Venezuelan clients favored the Puerto Rico-based bank following U.S. sanctions once morest Nicolás Maduro’s regime left them with few options following they began scaring international banks away from money coming from Venezuela.

Carlos Calderón, a lawyer representing several Venezuelan clients of the bank, said the Nodus liquidation process is not what normally occurs in similar cases, because the plan sought to protect the bank’s shareholders first and not the public. “The losers were the account holders,” Calderón said.

While the initial plan presented by the bank offered account holders the possibility of recovering 90% of their deposits, clients now expect to receive much less in light of the recent warning from Puerto Rican regulators regarding the bank’s liquidity problems.

Roberto Hung, another Venezuelan lawyer representing the account holders, said information leaked from a recent meeting in Puerto Rico between authorities and the bank suggests that the account holders will likely be left with even less money than they agreed to. they were originally told.

“Information emerging from the meeting suggests that they are regarding to announce a new liquidation plan that will offer depositors with less than $20,000 their funds at a 30% discount,” Hung said from Caracas. This means that depositors would get 70% of their money back.

Information that emerged from those meetings also suggests that depositors with higher amounts would only receive promissory notes from the bank that would mature following two years. If not paid, depositors would get the bank shares held by the bank’s two largest shareholders.

The lawyer said that if that happened, bank customers who are owed more than $20,000 would only be able to recover regarding 45% of their deposits.

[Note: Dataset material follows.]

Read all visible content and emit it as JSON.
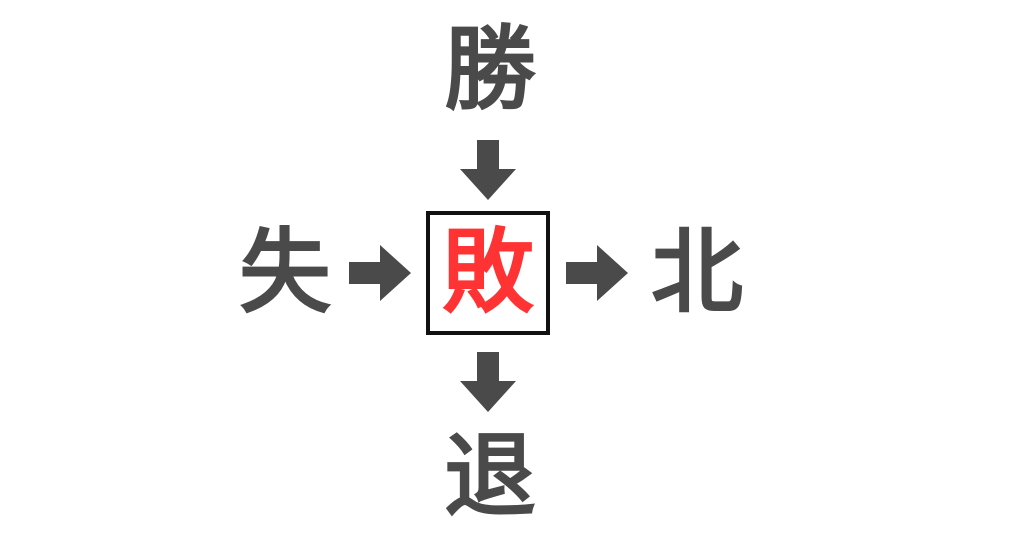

Customers taking legal action once morest Nodus say they have trouble trusting the bank’s willingness to pay their deposits given the treatment they received in the months before the bank closed.

In a lawsuit filed last year in federal court in South Florida, executives at Argentine company B&G said they opened an account at Nodus in December 2022 on the recommendation of a trusted advisor without being aware of the company’s liquidity problems. bank.

About five months before the bank ceased operations, B&G used Nodus to make a wire transfer of $214,000 that the recipient was due to receive the same day, but the money never arrived or was returned.

The bank refused to “provide meaningful responses to dozens of inquiries from B&G regarding why Nodus Bank would not honor its payment instructions,” the lawsuit says.

“This outrageous and unprofessional behavior left B&G directors with no choice but to hire a lawyer and book a flight to Miami to confront Nodus Bank in its back office. On April 17, 2023, B&G directors entered the administrative office of Nodus Bank and demanded answers regarding the refusal to return B&G’s money,” he says.

After being threatened with legal action, bank executives agreed to return the funds, but only returned $150,000 of the initial amount, giving rise to the lawsuit.

“My client is demanding that he be paid the remaining $75,000,” said B&G attorney Alejandro García, adding that “there are people out there who are trying to charge much higher figures.”

This story was originally published March 27, 2024 11:18 AM.

Award-winning journalist with more than 30 years of experience, specialized in covering issues regarding Venezuela. Lover of history and literature.